Demand letters for unpaid invoices — what they are, when to send one, and how to write it
Short answer
A demand letter is a formal written notice that states the amount owed, demands payment by a specific deadline, and warns of consequences if payment is not received. It is the step between informal follow-up and legal action. Send it when: the invoice is 14–30 days past due and normal follow-up has produced no payment or only vague promises, the client has stopped responding to emails and calls, or you want to create a clear written record before filing in small claims court. Send by both email and certified mail with return receipt. The deadline is typically 10–14 days from the letter date.
A demand letter serves two functions: it is a final opportunity for the client to pay before legal action, and it creates an evidentiary record showing that you made a formal, documented demand and that the client had clear notice of the outstanding obligation. Courts look favorably on creditors who followed a documented escalation process. A demand letter is the most important single document in that process.

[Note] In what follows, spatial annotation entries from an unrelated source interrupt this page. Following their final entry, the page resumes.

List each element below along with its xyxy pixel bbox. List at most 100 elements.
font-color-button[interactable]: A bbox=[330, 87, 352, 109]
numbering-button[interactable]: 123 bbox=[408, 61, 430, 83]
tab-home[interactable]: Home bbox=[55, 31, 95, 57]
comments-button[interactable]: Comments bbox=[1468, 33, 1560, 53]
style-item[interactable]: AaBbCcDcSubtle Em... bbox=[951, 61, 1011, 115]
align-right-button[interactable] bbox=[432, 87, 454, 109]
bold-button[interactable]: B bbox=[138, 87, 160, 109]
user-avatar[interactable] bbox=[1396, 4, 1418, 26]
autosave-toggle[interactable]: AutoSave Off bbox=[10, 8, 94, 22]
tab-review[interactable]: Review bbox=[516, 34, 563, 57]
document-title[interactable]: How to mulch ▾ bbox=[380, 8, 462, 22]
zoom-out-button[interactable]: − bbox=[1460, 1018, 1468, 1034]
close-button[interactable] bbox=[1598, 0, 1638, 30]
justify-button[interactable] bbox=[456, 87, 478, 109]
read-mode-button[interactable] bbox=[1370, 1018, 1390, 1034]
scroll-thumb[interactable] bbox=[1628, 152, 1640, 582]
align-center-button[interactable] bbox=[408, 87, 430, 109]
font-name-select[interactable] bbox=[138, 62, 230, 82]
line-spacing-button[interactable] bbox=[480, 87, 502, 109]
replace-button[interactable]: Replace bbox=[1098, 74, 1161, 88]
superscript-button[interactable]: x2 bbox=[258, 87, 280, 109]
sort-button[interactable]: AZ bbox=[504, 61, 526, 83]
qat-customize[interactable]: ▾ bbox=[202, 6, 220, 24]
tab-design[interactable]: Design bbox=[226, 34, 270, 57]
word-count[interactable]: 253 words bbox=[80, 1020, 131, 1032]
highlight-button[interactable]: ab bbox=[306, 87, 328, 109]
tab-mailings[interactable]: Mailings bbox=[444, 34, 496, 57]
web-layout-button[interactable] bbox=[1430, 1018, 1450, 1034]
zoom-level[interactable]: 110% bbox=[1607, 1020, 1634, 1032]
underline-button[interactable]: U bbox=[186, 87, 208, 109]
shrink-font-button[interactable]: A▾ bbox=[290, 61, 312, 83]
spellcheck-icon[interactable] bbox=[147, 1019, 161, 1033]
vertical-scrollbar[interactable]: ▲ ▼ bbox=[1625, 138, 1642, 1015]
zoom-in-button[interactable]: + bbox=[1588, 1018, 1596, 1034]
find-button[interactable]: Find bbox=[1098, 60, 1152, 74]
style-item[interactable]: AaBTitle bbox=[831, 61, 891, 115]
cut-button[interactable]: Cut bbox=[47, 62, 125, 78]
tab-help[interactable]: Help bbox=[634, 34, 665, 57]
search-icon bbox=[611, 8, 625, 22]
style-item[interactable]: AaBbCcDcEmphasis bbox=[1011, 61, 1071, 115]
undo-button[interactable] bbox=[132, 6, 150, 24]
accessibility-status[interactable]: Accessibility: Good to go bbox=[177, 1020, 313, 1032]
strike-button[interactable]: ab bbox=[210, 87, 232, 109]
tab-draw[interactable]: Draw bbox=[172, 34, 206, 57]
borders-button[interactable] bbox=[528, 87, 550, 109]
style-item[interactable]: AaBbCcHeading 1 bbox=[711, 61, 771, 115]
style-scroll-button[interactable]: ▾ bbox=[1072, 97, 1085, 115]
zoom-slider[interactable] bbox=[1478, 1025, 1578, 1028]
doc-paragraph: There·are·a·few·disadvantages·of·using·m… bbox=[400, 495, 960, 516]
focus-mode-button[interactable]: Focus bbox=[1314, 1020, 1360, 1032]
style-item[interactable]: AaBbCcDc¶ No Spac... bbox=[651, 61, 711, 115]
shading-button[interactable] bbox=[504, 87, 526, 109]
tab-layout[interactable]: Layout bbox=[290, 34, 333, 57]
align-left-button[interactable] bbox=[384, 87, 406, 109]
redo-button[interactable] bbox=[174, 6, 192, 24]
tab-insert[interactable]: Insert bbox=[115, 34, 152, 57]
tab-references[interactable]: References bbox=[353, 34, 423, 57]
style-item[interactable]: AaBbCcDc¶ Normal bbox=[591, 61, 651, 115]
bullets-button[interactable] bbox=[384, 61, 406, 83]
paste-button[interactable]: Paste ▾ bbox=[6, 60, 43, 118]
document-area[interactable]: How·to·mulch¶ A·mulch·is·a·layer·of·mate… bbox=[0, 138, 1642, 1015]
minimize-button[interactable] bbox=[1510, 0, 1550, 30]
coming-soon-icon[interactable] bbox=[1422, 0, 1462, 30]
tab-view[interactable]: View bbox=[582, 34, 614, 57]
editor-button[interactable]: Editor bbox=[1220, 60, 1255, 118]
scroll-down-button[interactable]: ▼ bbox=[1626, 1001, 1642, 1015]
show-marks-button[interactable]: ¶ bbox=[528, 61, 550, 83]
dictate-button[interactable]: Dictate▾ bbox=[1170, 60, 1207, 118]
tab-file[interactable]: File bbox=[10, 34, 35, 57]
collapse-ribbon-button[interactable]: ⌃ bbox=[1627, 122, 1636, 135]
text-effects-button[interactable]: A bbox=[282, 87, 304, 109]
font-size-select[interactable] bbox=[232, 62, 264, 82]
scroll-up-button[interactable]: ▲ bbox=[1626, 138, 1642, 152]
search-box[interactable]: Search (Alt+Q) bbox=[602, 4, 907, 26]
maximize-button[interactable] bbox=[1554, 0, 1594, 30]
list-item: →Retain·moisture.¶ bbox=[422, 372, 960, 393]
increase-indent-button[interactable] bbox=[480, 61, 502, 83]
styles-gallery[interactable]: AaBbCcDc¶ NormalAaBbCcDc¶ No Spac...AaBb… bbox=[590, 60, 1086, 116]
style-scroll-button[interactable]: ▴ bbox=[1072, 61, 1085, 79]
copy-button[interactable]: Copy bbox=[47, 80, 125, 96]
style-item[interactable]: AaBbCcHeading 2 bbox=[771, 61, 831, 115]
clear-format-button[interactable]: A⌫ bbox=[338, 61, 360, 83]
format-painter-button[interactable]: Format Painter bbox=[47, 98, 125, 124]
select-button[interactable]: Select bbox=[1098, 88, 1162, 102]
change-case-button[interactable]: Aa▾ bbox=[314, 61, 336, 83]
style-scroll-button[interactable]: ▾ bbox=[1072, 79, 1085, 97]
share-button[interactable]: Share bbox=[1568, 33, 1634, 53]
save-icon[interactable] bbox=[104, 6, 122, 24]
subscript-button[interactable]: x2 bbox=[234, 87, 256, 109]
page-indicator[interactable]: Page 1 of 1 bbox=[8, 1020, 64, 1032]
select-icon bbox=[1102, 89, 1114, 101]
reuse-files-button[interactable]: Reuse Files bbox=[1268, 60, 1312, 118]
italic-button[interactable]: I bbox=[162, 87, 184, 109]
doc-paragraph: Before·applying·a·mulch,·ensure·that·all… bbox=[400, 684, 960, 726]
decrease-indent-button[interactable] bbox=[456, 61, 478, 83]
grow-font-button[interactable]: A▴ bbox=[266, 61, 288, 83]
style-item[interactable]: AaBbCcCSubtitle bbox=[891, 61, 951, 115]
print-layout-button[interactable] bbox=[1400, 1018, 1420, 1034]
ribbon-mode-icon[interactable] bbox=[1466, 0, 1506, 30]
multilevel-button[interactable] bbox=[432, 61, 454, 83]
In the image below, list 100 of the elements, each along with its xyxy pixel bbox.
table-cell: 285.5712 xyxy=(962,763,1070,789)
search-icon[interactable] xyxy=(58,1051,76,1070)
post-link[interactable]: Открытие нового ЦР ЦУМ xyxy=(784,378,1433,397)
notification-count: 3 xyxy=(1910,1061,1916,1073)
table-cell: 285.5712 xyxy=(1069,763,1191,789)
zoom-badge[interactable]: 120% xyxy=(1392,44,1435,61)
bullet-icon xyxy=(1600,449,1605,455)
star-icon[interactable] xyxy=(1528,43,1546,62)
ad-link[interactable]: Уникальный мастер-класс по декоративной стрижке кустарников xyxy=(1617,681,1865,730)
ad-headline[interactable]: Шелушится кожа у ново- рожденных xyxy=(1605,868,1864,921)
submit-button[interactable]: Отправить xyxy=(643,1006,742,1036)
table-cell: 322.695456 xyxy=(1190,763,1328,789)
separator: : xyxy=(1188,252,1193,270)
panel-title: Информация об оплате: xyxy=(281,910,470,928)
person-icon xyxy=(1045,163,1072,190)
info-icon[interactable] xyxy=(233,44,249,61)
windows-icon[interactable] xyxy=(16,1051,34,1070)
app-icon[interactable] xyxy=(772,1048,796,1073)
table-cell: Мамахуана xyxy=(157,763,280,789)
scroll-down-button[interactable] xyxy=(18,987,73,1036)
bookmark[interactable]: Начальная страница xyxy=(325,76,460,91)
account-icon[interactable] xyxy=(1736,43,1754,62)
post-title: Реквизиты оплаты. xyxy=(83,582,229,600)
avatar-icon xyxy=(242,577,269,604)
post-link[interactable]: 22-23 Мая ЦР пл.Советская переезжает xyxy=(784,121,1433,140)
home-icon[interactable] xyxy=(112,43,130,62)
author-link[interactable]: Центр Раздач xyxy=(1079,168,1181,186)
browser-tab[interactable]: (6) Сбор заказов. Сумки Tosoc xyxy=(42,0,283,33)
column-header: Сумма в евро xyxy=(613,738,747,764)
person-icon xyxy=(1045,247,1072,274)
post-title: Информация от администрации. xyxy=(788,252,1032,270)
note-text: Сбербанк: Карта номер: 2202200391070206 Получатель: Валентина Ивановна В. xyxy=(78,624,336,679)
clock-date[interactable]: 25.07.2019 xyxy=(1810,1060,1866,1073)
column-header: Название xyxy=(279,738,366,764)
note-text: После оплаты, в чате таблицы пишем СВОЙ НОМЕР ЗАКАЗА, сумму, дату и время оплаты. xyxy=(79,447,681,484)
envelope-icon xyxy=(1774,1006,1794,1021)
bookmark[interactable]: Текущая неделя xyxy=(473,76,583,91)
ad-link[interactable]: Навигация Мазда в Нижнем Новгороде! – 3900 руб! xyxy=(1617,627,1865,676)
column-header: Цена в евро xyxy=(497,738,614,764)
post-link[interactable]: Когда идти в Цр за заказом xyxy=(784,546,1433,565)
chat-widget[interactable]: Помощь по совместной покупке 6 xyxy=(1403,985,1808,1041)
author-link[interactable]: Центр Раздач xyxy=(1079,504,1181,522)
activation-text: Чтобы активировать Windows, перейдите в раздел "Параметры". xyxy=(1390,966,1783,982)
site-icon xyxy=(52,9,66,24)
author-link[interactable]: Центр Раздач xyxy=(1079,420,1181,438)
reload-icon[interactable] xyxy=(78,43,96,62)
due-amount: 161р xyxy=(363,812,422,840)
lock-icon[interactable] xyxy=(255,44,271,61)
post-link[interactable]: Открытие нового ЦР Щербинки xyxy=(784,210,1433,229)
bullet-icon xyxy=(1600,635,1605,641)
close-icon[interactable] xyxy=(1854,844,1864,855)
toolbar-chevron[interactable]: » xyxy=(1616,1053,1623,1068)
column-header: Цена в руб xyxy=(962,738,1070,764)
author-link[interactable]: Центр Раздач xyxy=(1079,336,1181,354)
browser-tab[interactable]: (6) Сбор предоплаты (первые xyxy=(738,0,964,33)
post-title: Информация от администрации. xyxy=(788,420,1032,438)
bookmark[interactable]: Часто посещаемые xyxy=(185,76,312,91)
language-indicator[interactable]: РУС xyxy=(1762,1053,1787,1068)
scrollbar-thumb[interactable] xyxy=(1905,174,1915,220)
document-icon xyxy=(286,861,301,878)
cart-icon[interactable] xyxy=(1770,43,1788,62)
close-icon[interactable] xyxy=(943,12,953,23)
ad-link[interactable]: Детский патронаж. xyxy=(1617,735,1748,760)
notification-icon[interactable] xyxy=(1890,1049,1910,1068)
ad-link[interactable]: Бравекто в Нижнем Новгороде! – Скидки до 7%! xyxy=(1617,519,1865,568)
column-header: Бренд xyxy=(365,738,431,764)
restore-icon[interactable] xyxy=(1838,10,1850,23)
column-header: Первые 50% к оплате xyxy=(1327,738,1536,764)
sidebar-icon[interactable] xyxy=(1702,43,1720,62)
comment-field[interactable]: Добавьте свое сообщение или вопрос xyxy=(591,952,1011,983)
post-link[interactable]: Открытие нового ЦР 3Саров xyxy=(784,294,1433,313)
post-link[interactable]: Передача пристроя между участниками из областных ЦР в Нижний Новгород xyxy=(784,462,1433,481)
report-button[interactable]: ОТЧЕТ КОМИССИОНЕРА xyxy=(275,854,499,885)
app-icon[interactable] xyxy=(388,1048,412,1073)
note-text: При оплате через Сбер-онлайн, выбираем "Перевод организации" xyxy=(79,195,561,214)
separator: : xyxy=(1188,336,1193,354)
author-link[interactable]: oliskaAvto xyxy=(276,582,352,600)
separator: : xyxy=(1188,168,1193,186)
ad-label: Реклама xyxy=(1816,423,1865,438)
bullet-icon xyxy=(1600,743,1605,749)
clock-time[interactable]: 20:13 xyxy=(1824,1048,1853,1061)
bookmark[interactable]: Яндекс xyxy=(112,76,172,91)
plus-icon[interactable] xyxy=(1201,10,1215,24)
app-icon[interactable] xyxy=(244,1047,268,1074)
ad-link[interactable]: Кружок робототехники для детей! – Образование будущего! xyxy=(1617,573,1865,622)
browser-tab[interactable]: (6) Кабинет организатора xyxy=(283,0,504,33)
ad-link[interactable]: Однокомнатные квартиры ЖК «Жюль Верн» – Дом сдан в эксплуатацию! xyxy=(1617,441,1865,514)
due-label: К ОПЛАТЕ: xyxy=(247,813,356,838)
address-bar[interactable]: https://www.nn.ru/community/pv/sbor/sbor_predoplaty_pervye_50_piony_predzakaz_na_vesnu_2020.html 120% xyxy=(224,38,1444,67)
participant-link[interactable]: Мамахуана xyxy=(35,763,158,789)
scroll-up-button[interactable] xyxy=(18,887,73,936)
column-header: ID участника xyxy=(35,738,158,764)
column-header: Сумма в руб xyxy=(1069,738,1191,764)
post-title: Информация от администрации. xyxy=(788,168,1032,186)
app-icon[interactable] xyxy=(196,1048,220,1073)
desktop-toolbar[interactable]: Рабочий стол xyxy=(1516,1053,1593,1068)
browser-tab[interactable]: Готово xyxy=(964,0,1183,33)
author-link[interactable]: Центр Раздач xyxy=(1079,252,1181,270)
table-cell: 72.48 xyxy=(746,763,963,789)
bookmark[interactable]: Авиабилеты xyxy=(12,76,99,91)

What to include: your name and contact information, the client's name and address, the invoice number(s) and original amounts, the due date(s), any payments already received and the remaining balance, a specific deadline for payment (typically 10–14 calendar days from the letter date), and a brief statement of next steps ('If payment is not received by [date], I will pursue all available legal remedies including filing in small claims court'). Keep it factual, not emotional. One to two paragraphs is appropriate.
Tone matters more than you think. An angry or threatening demand letter gives the client something to react to emotionally rather than practically. A calm, factual letter — 'This is a formal demand for payment of invoice #1047 in the amount of $3,200, due on March 15, 2026, which remains unpaid' — reads as businesslike and is more likely to produce a check than an indignant response. Do not threaten specific legal action you are not prepared to take.
Do you need an attorney's letterhead? Not always. For amounts under $10,000, a well-drafted letter on your own letterhead often produces the same effect as an attorney letter. For amounts over $10,000 or for clients who are themselves businesses with legal teams, a letter from an attorney carries more weight — it signals that you have already engaged counsel and that further resistance will involve professional litigation costs on both sides.
Timing is important. A demand letter sent at 14 days past due is more effective than one sent at 90 days past due. By 90 days, the client has already decided not to pay and has had time to rationalize the decision. At 14 days, the outstanding invoice is still fresh, the relationship is not yet broken, and the client has strong incentive to resolve it before it escalates. The earlier you send, the higher the probability of immediate payment.